Reinsurance Pricing Outlook
Reinsurance pricing is expected to gradually moderate in the 2024 renewals, with the best performing risks seeing reductions. As reinsurance capital reaches peak levels, 2025 is anticipated to bring increased pricing competition and flexibility in the market, according to Aon
However, reinsurers need to provide more than just pricing support to their insurance clients, the report stated. They must play a more active role in helping insurers manage the growing frequency of losses and resulting earnings volatility. By expanding their risk appetites, reinsurers can avoid forcing insurers to pull back on their own underwriting, Aon noted.
Reinsurers also have a major opportunity to boost growth and relevance by helping to close insurance protection gaps globally. Aon found that only 31% of the $380 billion in economic losses caused by natural catastrophes in 2023 were covered by insurance.
Recent disasters like the 2023 earthquake in Turkey and Syria and Hurricane Otis generated substantial uninsured damage, with costs often falling on local governments. In the U.S., the policy count of Florida’s insurer of last resort, Citizens Property Insurance Corp., has doubled in two years, the report said.
The protection gap is also widening in the commercial sector, with premiums written by captives under Aon’s management surging 43% in the past three years, according to the report. Amid a tightening commercial insurance market, a quarter of respondents to Aon’s latest Global Risk Management Survey now use a captive, up from 17% in 2021. Cyber premiums written by captives jumped 58% in 2023, while captives writing environmental liability soared 114%, mostly in the natural resources industry, according to Aon.
To remain relevant for the long-term, reinsurers will need to deploy their peak capacity levels in the coming years to address unmet client needs and help build resilience to catastrophes and other risks, according to Aon.
“We believe the (re)insurance industry is at a critical juncture. Now on a more financial solid footing, reinsurers must deepen their partnerships with insurers, use their capital to create a more sustainable market and lean-in to a changing risk landscape,” the report stated.
Sector Outlook and Positioning
Reinsurers are on track for very strong full-year 2024 results, absent large catastrophe losses in the second half of the year. Capital levels are building quickly from already high levels, and mark-to-market gains are expected on bond portfolios as interest rates decline, the report stated.

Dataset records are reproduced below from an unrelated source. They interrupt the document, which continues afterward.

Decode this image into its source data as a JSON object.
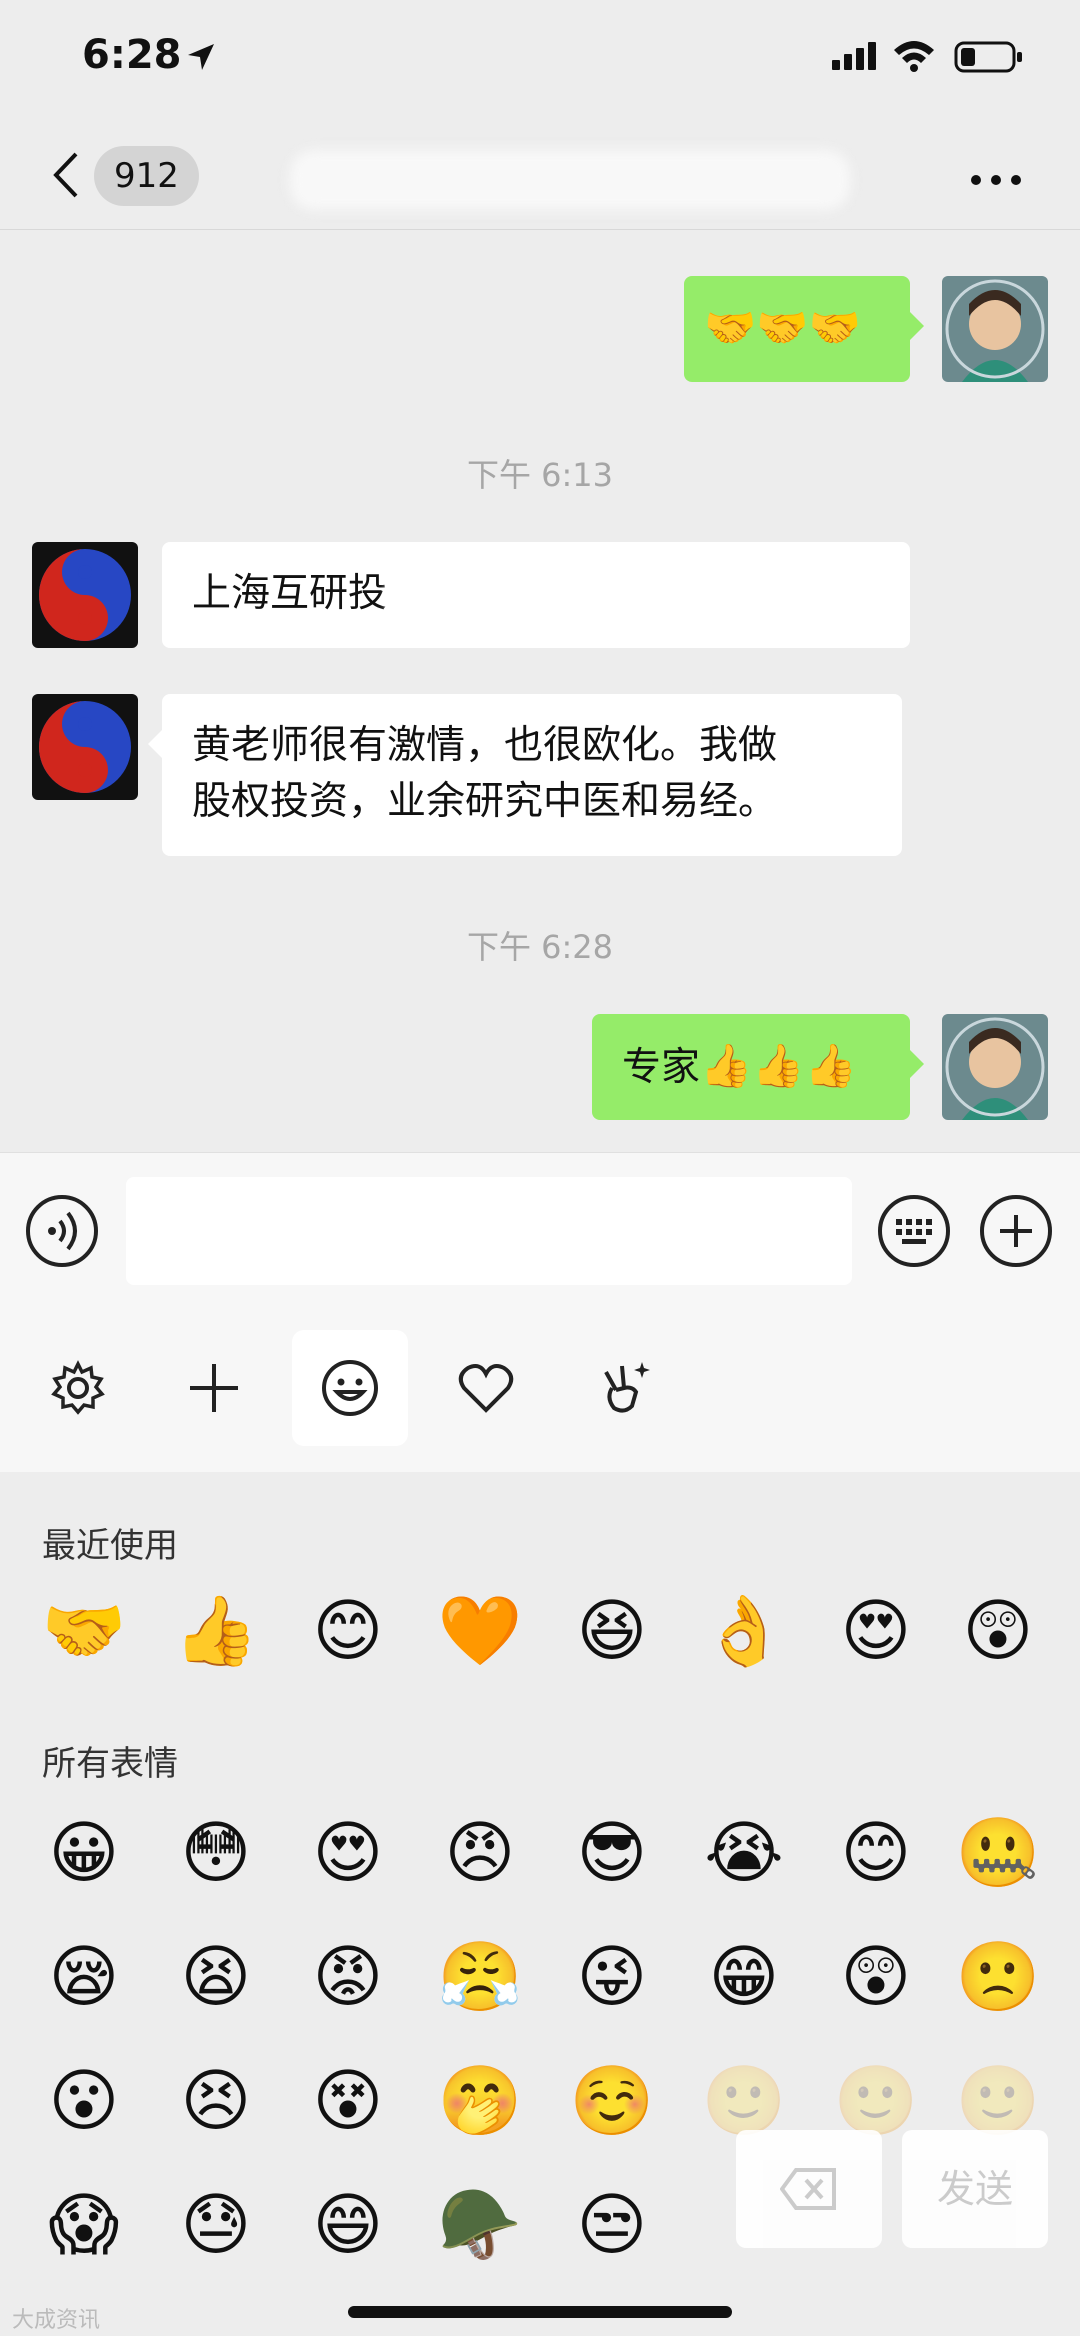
{
  "status_bar": {
    "time": "6:28"
  },
  "nav": {
    "unread_count": "912"
  },
  "messages": [
    {
      "side": "out",
      "emojis": [
        "🤝",
        "🤝",
        "🤝"
      ]
    },
    {
      "timestamp": "下午 6:13"
    },
    {
      "side": "in",
      "text": "上海互研投"
    },
    {
      "side": "in",
      "text_line1": "黄老师很有激情，也很欧化。我做",
      "text_line2": "股权投资，业余研究中医和易经。"
    },
    {
      "timestamp": "下午 6:28"
    },
    {
      "side": "out",
      "text": "专家",
      "emojis": [
        "👍",
        "👍",
        "👍"
      ]
    }
  ],
  "emoji_panel": {
    "recent_title": "最近使用",
    "all_title": "所有表情",
    "recent": [
      "🤝",
      "👍",
      "😊",
      "🧡",
      "😆",
      "👌",
      "😍",
      "😲"
    ],
    "all_rows": [
      [
        "😀",
        "😳",
        "😍",
        "😠",
        "😎",
        "😭",
        "😊",
        "🤐"
      ],
      [
        "😪",
        "😫",
        "😡",
        "😤",
        "😜",
        "😁",
        "😲",
        "🙁"
      ],
      [
        "😮",
        "😣",
        "😵",
        "🤭",
        "☺️",
        "🙂",
        "🙂",
        "🙂"
      ],
      [
        "😱",
        "😓",
        "😄",
        "🪖",
        "😒"
      ]
    ],
    "send_label": "发送"
  },
  "watermark": "大成资讯"
}
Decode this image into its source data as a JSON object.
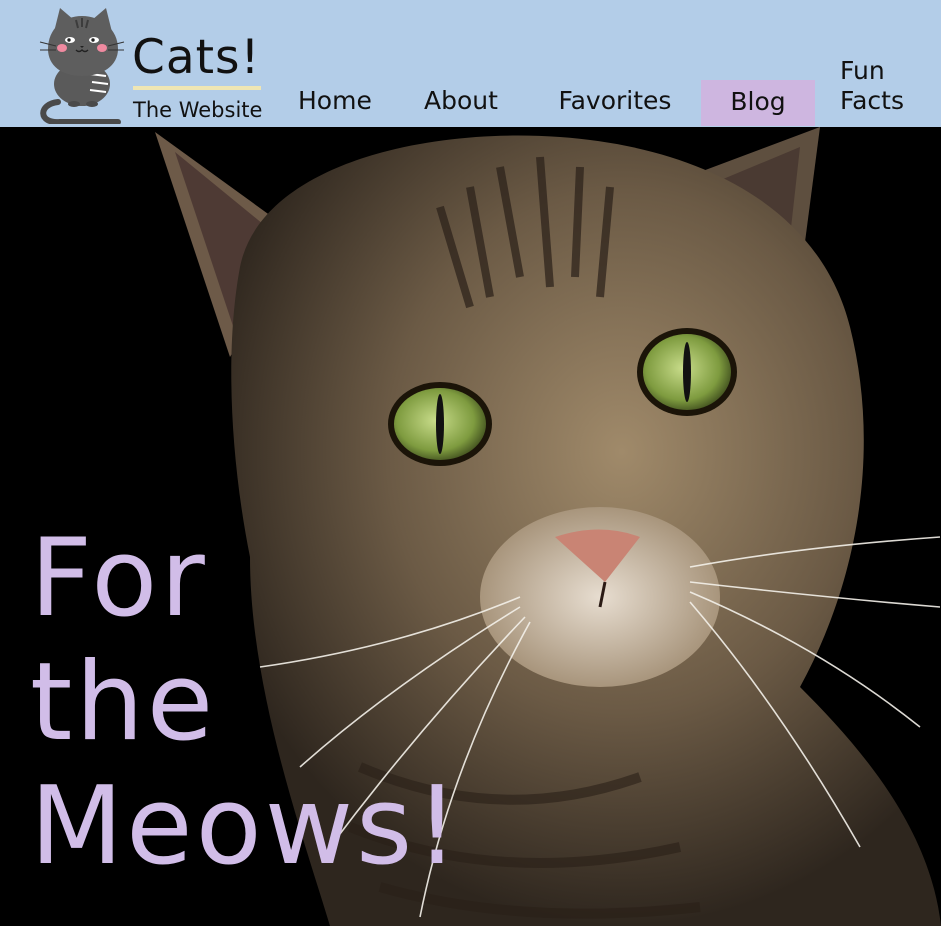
{
  "brand": {
    "title": "Cats!",
    "subtitle": "The Website",
    "logo_icon": "cartoon-cat-icon"
  },
  "nav": {
    "items": [
      {
        "label": "Home"
      },
      {
        "label": "About"
      },
      {
        "label": "Favorites"
      },
      {
        "label": "Blog",
        "active": true
      },
      {
        "label": "Fun\nFacts"
      }
    ]
  },
  "hero": {
    "image": "tabby-cat-photo",
    "tagline": "For\nthe\nMeows!"
  },
  "colors": {
    "header_bg": "#b3cde8",
    "active_nav": "#ceb6e0",
    "tagline": "#d1bde8",
    "underline": "#efe6b4"
  }
}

Looking ahead to 2025, reinsurers are targeting growth in property and short-tail specialty lines as demand rises, and expect to provide more flexible terms if primary peril losses remain benign, Aon stated. Additionally, reinsurers are seeing opportunities to prudently grow casualty writings as primary rates rise, the report said.
“Overall, Aon believes the reinsurance market is now positioned to display greater flexibility in support of unmet client need, which in turn will boost the sector’s relevance and help to secure long-term growth,” Aon stated.